Während es beim Wien Marathon am Sonntag (8.58 Uhr/live ORF1) einem Großteil der 31.370 Teilnehmer ums Dabeisein geht, machen gut 7.900 Läufer und Läuferinnen Angriff auf die volle Distanz. Der KURIER wollte wissen, wie wichtig dabei das mentale Training ist.

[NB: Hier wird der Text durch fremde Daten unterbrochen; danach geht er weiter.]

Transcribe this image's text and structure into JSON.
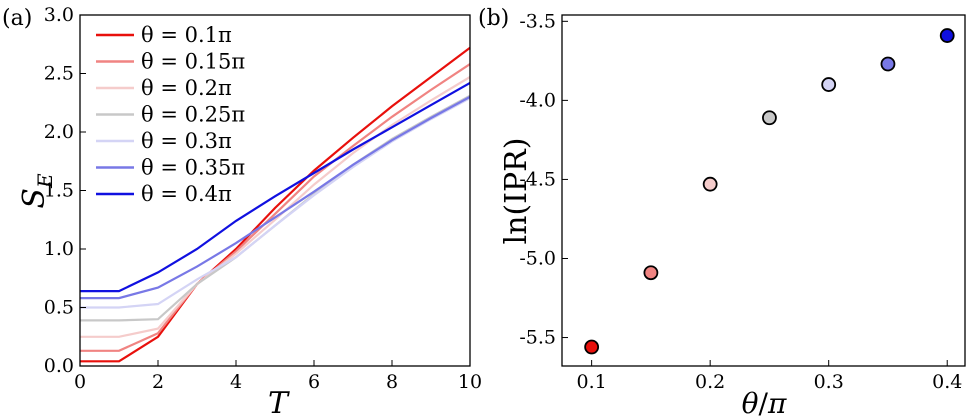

Den Marathon im Kopf gewinnen? So weit würde Natascha Marakovits nicht gehen. Die Sportpsychologin (www.mindrunna.at) ist selbst bereits neunmal die 42,195 Kilometer gelaufen und weiß, dass immer noch der Körper das Rennen macht. In Wahrheit sei es nämlich so: „Der Kopf gibt als erstes auf. Man ist körperlich noch zu irrsinnig viel in der Lage, wenn man schon glaubt, es geht nicht mehr.“ Und genau deshalb ist das mentale Training bei Langstreckenläufen so wichtig. Was kann man also tun, um die Distanz zu schaffen? Und wie trainiert man den Geist?
Lächeln
Klingt lustig, ist es aber nicht. Zumindest nicht unbedingt. Egal, ob man gut gelaunt ist, oder nicht, ein Lächeln spornt den Körper zu besseren Leistungen an. Warum? Laut US-Studie aus dem Jahr 2018 senkt ein bewusstes Lächeln während des Laufens den Sauerstoffverbrauch um zwei Prozent. Das entspricht einer Leistungssteigerung nach 13-wöchigem Krafttraining. Im Grunde „trickst“ man das Gehirn aus, erklärt die Psychologin. Ähnlich verhält es sich mit der Körperhaltung. Bei einem aufrechten Läufer sinken schon am Start die Stresshormone, das Testosteron steigt – so wird eine bessere Leistung möglich.
Ziel
Wer am Start steht, muss ein Ziel vor Augen haben. Aber nicht nur physisch – das Ziel vor dem Burgtheater – sondern auch mental. „Ich muss mir klarmachen, warum ich diesen Marathon überhaupt laufe“, sagt die Psychologin. „Das hilft mir in schwierigen Phasen des Laufs.“
Lösungen
„Jeder Marathon besteht aus Wellen“, sagt Natascha Marakovits. Für die Tiefpunkte muss man sich schon vor dem Start Lösungen zurechtlegen, während des Rennens sei es zu spät. Man kennt seine Schwachstellen und kann zumindest teilweise voraussehen, an welcher Stelle im Körper früher oder später ein Schmerz zu erwarten ist. „Wenn man sich mental Lösungen zurechtlegt, kann man den Schmerzpunkt überwinden“, sagt die Psychologin. „In zwei Kilometern kann die Sache schon wieder ganz anders ausschauen.“
Selbstgespräche
Spätestens hier kommt ins Spiel, auf welche Weise man mit sich selbst spricht. Schon in den Trainings kann daher jede Läuferin beobachten: Wie rede ich mit mir? Bleibe ich negativ: „Es tut so weh“, „Ich schaff das nicht“, „Niemals“… – oder kann ich es positiv formulieren: „Ich schaff das“, „Die Hälfte ist schon erledigt“, „Ich habs schon einmal ins Ziel geschafft“. Positiv bleiben kann Wunder bewirken.
Ankerpunkte
Sich die positiven Gefühle nicht nur vorsagen, sondern sie förmlich spüren, ist Mentaltraining für Fortgeschrittene: Man versetzt sich dabei (am besten mit professioneller Begleitung) schon Wochen vor dem Event immer wieder in ein herausragendes Wettkampferlebnis hinein und verinnerlicht das mit einem Anker, also einer Berührung oder Bewegung. Das kann eine geballte Faust sein, die Hand aufs Herz oder die Finger reiben. Das kann man dann im Rennen einsetzen – um im besten Fall ein neues, positives Wettkampferlebnis dazuzugewinnen.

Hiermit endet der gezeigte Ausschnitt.